The Steak n Shake Co.’s announcement this morning that it plans to purchase Western Sizzlin Corp. for about $23 million
puts the Indianapolis restaurant company back in the steakhouse business for the first time since exiting it nearly a decade
In 2000, the company — then known as Consolidated Products Inc. — sold off its 11 Colorado Steakhouses in order to focus on its core Steak n Shake business.
But the company’s strategy has shifted dramatically since Texas hedge fund manager Sardar Biglari took the helm last year. Biglari, 31, serves as president and CEO of both Steak n Shake and Western Sizzlin, a Roanoke, Va.-based franchiser of budget steak restaurants.

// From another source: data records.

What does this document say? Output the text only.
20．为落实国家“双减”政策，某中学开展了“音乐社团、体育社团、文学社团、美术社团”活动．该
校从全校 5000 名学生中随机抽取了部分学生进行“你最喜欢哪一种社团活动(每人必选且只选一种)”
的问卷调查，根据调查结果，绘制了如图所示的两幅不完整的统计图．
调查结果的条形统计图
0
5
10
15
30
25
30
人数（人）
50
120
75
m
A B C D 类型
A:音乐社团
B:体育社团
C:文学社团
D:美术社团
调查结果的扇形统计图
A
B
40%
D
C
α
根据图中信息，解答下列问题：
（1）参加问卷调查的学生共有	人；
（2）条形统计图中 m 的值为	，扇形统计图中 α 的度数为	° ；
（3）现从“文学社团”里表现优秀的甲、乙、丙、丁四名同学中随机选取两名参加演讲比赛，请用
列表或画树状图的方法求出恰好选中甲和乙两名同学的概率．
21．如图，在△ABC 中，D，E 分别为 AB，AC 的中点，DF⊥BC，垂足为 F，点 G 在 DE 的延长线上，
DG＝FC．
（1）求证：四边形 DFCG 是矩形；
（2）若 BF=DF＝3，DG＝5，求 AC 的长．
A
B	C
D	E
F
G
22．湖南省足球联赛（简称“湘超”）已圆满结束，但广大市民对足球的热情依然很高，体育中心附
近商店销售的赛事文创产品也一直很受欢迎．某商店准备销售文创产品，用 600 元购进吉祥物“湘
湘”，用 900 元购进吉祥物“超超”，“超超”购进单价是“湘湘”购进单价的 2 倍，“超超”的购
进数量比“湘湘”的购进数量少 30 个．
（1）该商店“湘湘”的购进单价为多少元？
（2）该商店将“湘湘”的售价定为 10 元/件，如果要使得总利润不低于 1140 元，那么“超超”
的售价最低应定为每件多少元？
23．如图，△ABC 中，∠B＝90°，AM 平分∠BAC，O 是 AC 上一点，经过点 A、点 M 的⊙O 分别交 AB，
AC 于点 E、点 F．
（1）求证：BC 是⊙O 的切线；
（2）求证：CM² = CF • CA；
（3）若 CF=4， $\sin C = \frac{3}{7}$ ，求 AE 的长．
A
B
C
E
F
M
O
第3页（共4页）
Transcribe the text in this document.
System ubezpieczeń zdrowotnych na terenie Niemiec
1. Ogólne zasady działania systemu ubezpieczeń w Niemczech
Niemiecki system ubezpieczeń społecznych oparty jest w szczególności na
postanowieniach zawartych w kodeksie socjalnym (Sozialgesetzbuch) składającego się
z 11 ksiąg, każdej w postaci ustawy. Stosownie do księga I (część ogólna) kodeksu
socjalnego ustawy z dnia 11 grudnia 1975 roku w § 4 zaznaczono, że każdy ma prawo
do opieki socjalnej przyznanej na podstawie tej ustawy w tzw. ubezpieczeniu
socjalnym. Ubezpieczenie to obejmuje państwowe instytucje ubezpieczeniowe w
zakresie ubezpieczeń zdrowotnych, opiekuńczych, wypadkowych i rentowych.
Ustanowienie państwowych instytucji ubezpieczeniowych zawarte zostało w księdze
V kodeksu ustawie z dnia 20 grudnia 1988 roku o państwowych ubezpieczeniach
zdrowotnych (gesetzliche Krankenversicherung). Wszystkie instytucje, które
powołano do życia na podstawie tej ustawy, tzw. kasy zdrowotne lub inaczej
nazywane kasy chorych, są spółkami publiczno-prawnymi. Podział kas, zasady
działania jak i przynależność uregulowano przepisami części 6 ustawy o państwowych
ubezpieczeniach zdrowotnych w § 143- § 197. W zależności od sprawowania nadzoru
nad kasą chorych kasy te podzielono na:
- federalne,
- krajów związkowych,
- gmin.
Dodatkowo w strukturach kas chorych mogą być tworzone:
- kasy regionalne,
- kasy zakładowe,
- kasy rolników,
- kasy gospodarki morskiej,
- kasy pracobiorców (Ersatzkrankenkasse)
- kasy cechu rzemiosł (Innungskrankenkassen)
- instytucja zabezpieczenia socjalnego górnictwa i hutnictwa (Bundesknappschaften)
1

In an announcement this morning, Steak n Shake said it has signed a letter of intent for the acquisition. Both companies said terms were negotiated between special board committees made up entirely of independent directors.
Western Sizzlin already was a major Steak n Shake stockholder, with more than 1.5 million shares, according to a regulatory filing. Under the deal, that stock would be transferred directly to Western Sizzlin shareholders. Steak n Shake also plans to issue Western Sizzlin shareholder bonds paying 14 percent interest for five years. The Indianapolis company has the right to pay off the bonds after one year without penalty.
The joint statement did not elaborate on the strategy behind the acquisition, and Steak n Shake officials did not respond to requests for comment before IBJ Daily’s deadline.
Steak n Shake is the far larger company, with a stock market value of $320 million and 486 restaurants. Most Steak n Shake restaurants are company-owned and none are farther west than Texas. Western Sizzlin has about 100 restaurants, nearly all franchised. They’re in the Midwest, East, South and in California.
Neither company’s stock moved dramatically after the announcement. Steak n Shake shares late this morning were fetching $10.98, down 1.7 percent on the day. Western Sizzlin shares were trading at $13, up 1.96 percent.